Teachers dropping like flies, viruses spreading faster than Year 7 gossip, and everyone else doing triple lessons in rooms that haven’t been cleaned since 2003.
You try not to resent the absent ones — you really do — but by Friday afternoon you’re half-convinced that “sickness bug” might actually be “early Christmas shopping and a latte.”
The Kids Who Don’t Want Christmas
And then there’s the other side.
Because for every member of staff counting down the days until they can collapse on the sofa with a tin of Roses, there are kids who are dreading the holidays.
You know the ones.
The ones who come to school hungry, or cold, or quiet.
The ones who act out because the structure of school is the only structure they’ve got.
For them, Christmas isn’t magic — it’s messy.
We joke about how chaotic the run-up is, how “the kids go feral in December,” but sometimes it’s because they can feel the uncertainty ahead.
And that’s the bit that sticks with you, even when you’re moaning about your workload.
Because you know — underneath the chaos — school is the safest place they’ve got.
Saving Private Ryan: Christmas Term Edition
If you’ve ever watched Saving Private Ryan, there’s that final scene where Matt Damon’s character is sat on the ground, clutching his rifle, surrounded by smoke, rubble, and chaos.
He looks broken. Exhausted. Haunted.
That’s every teacher in the last week of term.
We’re all Matt Damon — clutching a pile of unmarked books, staring into the middle distance as a student asks if we can watch a film “because it’s nearly Christmas.”
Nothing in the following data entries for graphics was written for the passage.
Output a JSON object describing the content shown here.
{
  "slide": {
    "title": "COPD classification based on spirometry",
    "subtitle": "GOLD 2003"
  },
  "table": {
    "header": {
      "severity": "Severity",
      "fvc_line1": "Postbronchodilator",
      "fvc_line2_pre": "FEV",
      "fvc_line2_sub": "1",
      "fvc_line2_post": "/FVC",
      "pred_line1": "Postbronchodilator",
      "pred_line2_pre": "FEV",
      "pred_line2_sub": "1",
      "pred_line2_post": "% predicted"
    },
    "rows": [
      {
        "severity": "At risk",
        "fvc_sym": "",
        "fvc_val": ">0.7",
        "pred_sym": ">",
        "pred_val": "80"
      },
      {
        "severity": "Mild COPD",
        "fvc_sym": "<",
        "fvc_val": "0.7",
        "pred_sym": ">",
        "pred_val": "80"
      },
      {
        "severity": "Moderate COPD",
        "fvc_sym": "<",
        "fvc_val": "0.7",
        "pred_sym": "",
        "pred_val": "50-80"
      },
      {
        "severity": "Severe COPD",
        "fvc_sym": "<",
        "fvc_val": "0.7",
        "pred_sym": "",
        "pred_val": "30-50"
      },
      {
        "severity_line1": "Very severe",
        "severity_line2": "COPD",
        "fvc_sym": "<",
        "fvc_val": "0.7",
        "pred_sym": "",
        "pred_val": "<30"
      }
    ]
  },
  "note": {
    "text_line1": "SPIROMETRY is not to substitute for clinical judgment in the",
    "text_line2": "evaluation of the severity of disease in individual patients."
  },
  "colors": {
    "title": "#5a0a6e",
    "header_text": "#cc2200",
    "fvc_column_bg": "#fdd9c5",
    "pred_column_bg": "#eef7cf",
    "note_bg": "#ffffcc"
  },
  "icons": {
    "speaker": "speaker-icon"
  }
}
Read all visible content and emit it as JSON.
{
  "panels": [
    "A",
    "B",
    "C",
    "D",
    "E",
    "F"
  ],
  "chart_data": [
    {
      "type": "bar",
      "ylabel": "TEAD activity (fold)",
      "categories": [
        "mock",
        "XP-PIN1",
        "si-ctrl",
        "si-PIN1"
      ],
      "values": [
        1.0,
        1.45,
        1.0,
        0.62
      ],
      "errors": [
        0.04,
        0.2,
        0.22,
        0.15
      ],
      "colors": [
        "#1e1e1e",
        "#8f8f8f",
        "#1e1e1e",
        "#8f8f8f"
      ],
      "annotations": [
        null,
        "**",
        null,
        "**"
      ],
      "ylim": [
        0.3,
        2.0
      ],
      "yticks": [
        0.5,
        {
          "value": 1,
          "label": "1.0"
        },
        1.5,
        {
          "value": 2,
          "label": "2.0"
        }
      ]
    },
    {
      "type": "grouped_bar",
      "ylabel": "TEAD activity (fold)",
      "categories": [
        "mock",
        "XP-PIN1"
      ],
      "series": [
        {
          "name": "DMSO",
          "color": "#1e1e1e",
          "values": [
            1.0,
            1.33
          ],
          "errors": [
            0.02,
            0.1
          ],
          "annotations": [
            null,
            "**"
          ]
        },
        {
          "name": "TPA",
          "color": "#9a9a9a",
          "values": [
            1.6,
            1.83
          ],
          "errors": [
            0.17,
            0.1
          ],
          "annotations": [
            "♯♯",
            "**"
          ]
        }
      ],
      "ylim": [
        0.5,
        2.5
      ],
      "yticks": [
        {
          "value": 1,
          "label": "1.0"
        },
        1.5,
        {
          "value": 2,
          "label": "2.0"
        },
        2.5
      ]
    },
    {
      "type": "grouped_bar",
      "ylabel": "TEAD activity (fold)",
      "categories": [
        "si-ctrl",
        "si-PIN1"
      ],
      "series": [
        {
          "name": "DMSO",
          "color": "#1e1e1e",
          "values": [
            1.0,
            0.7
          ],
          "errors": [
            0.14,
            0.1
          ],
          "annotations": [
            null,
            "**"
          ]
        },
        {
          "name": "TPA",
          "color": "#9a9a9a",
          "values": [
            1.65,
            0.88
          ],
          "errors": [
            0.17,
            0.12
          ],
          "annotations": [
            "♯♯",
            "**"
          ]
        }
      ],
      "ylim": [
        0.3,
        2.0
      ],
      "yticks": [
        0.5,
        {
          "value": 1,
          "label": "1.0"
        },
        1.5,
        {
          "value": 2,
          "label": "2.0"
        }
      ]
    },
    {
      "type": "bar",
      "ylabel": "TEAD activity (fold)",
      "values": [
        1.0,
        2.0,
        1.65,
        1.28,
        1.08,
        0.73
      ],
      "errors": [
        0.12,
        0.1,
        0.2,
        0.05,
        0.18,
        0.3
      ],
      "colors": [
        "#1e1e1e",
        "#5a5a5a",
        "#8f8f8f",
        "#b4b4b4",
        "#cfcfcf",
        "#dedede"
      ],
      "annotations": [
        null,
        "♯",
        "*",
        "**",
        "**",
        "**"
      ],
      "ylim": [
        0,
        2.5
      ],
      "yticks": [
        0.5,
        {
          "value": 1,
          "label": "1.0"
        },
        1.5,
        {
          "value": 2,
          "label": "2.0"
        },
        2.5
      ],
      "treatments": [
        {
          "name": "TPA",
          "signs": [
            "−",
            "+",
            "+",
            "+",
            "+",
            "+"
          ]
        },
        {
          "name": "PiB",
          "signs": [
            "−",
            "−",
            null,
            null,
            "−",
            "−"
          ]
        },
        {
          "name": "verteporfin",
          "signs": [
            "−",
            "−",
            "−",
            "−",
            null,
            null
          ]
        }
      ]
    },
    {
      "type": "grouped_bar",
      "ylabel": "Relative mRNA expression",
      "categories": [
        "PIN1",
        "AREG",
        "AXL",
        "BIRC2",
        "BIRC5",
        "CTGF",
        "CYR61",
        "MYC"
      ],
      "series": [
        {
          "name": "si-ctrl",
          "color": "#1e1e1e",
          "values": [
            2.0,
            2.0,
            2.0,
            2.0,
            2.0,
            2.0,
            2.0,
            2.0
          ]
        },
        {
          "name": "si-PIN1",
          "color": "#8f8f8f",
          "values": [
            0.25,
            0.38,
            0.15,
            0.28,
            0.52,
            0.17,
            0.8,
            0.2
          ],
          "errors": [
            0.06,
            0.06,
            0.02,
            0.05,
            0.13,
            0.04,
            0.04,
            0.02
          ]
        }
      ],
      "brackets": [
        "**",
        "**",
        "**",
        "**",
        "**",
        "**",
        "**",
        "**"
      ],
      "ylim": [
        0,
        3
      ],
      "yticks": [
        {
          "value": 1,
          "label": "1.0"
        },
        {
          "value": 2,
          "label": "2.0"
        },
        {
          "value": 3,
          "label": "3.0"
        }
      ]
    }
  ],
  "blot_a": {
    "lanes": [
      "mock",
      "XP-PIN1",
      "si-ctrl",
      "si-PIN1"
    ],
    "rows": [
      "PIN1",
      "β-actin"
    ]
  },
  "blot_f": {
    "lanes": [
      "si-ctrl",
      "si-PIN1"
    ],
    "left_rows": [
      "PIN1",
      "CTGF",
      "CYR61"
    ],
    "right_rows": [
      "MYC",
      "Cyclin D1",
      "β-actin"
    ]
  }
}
The building’s shaking. The photocopier’s jammed. The supply teacher’s gone missing.
And somewhere in the distance, a child’s playing Jingle Bells on a glockenspiel. Badly.
That’s the vibe.
That’s December in a British school.
But for now — in this tiny, quiet half term eye of the storm — we sit.
We drink tea. We scroll. We pretend the email app doesn’t exist.
Because we know what’s coming.
The Christmas term.
The last stand.
The longest, loudest, glitteriest battle of them all.
And when we finally emerge on the other side — bruised, broken, dusted in tinsel — we’ll raise a glass (or a Gregg’s festive bake) to each other and say,
“We made it.”
Then we’ll go to bed at 8:30 and not move until Boxing Day.
enjoy it while it lasts.
Get ready for the whistle because we’re about to go over the top!!!